The three main measurement systems of the geodetic infrastructure. Very Long Baseline Interferometry (VLBI) provides information on Earth orientation and scale. Satellite Laser Ranging (SLR) provides information of the center of mass of the Earth and scale, and also a backup for orbit determination.
Global Navigation Satellite System (GNSS) allows tens of thousands of GNSS receivers on spacecraft, aircraft, ships, and buoys, and in local geodetic arrays to access or connect to the International Terrestrial Reference Frame.
The report examines high-priority science questions about sea level change, terrestrial water cycles, earthquakes, tsunamis, volcanic eruptions, climate and weather forecasts, and terrestrial ecosystems, all of which rely on accurate data from the geodetic infrastructure, and were identified in a 2018 National Academies report, Thriving on Our Changing Planet: A Decadal Strategy for Earth Observation from Space. For example: How much will sea level rise, globally and regionally, over the next decade and beyond, and what will be the role of ice sheets and ocean heat storage?
Monitoring Sea Level Change
Sea level is a leading indicator of climate change, and monitoring sea level change, understanding the causes of these changes, and projecting how sea level might change in the future are critical for coastal infrastructure, ecosystems, and communities.
The report says a broad array of satellite observational systems, whose accuracy depends heavily on a precise geodetic infrastructure, are required to observe and understand sea level changes, to project future sea level changes, and to mitigate their impacts. According to the report, the international terrestrial reference frame may not have sufficient accuracy for sea level science in the future.
Geodetic Infrastructure Enhancements
The report identifies improvements in the geodetic infrastructure that would facilitate advances in answering the next decade of high-priority science questions. Among the most important are:
- Finalize testing of next generation Very Long Baseline Interferometry (VLBI) and Satellite Laser Ranging (SLR) systems, and complete deployment of Global Navigation Satellite System (GNSS) receivers able to receive signals from multiple satellite systems to achieve a balance of geodetic measurement techniques between the Northern and Southern hemispheres, document the errors in the systems, and improve the ability to estimate their positions accurately and automatically.
- Work with the international community to implement a fully time-dependent terrestrial reference frame that will accommodate sudden, annual, and long-term changes in the locations of fundamental stations that include these three geodetic techniques.

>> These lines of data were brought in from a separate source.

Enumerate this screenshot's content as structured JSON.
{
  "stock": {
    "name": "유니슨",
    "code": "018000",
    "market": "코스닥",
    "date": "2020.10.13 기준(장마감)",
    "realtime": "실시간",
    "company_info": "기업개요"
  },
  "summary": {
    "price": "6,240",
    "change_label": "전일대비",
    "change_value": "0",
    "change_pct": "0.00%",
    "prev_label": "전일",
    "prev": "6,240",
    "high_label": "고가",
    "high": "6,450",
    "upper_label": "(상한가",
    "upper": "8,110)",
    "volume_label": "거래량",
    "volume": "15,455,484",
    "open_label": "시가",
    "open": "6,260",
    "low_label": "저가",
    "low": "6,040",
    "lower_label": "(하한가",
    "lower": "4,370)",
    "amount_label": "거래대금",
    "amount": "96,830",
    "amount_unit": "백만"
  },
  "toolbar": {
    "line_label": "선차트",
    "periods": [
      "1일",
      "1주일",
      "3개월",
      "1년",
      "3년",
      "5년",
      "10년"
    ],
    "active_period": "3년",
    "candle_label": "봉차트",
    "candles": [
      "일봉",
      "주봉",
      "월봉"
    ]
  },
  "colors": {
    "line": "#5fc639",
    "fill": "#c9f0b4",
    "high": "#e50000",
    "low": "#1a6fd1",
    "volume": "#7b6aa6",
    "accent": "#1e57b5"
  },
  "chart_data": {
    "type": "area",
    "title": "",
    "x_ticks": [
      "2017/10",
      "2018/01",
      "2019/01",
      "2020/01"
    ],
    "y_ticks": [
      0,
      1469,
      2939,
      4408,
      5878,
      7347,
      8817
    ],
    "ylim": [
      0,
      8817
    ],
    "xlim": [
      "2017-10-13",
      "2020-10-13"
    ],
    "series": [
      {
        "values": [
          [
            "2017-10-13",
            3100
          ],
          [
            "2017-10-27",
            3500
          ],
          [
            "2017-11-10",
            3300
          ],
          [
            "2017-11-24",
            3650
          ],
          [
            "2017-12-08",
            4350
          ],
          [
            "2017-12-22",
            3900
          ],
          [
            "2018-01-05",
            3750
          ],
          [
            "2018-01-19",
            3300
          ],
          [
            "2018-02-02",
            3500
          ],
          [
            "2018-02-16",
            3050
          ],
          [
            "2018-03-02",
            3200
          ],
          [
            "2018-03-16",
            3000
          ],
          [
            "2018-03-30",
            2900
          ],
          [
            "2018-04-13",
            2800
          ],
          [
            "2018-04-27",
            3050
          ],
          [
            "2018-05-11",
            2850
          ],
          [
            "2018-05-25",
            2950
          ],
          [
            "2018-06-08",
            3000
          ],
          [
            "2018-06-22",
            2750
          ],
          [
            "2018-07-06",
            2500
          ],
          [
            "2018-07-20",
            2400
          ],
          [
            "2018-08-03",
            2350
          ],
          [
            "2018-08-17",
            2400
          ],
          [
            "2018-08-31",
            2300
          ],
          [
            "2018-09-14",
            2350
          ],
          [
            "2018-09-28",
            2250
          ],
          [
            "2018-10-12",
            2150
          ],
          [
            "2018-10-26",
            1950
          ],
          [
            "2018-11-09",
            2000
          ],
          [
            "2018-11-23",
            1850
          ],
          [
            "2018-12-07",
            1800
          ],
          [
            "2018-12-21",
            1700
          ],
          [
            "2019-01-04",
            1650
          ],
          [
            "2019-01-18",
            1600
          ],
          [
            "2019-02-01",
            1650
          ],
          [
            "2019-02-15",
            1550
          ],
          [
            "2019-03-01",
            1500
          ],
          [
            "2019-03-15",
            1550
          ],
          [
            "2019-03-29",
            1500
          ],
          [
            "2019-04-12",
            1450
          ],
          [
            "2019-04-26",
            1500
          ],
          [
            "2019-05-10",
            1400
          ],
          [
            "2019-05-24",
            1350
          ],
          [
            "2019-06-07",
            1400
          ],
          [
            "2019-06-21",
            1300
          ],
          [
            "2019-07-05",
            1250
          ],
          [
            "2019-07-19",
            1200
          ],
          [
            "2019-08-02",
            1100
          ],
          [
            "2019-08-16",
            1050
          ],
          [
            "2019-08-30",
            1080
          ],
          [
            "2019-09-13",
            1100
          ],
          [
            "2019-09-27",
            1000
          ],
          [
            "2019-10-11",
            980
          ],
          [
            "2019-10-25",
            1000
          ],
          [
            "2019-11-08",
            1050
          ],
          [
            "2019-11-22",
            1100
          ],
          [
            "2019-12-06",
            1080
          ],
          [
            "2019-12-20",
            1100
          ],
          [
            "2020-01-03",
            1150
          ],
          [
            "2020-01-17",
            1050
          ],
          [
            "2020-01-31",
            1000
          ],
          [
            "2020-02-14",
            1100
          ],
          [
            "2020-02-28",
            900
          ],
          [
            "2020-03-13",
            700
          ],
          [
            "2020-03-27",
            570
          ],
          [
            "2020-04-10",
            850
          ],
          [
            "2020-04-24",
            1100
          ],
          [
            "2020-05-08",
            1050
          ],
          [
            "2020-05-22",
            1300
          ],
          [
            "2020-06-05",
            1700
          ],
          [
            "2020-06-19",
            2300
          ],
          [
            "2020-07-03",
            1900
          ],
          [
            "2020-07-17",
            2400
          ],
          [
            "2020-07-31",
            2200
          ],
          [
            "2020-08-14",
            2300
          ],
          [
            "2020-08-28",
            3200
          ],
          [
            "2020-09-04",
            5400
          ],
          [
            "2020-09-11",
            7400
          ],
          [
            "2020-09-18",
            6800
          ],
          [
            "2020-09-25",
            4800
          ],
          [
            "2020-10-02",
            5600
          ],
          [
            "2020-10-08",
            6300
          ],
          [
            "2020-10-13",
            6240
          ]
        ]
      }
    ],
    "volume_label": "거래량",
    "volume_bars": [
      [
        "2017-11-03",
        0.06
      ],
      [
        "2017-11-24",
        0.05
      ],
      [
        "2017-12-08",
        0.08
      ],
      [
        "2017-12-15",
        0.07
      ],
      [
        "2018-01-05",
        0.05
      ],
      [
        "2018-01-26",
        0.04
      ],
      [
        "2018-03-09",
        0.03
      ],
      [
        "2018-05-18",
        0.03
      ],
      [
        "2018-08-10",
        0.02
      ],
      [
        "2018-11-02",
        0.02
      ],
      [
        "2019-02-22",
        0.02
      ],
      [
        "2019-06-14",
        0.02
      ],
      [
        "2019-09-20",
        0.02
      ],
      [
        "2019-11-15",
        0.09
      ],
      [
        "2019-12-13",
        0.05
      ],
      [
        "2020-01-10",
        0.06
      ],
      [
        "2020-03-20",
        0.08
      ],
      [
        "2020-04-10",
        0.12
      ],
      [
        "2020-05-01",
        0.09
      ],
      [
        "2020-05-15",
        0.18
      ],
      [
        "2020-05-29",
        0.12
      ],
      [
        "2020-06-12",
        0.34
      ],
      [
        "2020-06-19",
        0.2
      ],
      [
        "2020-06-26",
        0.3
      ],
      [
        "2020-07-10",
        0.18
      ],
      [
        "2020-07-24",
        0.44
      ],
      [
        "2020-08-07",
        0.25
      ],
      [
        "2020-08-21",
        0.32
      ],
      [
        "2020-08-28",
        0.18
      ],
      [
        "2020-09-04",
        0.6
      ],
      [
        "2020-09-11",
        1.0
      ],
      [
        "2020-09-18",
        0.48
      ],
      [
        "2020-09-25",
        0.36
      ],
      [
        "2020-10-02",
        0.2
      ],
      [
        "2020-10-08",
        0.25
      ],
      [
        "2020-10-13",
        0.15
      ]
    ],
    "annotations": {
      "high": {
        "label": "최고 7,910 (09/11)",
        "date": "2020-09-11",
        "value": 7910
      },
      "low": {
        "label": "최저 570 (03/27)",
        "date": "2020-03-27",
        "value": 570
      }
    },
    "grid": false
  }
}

- Increase the capabilities for measuring the center of mass motions expected over the next 100 years, due to the melting of the Greenland and Antarctic ice sheets.
Maintaining and enhancing the geodetic infrastructure will require collaboration among international partners and many U.S. federal agencies, including the National Aeronautics and Space Administration. Open data, accurate and open software, and a skilled workforce capable of developing and implementing improvements, also will be necessary, according to the report.
The study — undertaken by the Committee on Evolving the Geodetic Infrastructure to Meet New Scientific Needs — was sponsored by NASA and the National Academy of Sciences Arthur L. Day Fund. The National Academies are private, nonprofit institutions that provide independent, objective analysis and advice to the nation to solve complex problems and inform public policy decisions related to science, technology, and medicine. They operate under an 1863 congressional charter to the National Academy of Sciences, signed by President Lincoln.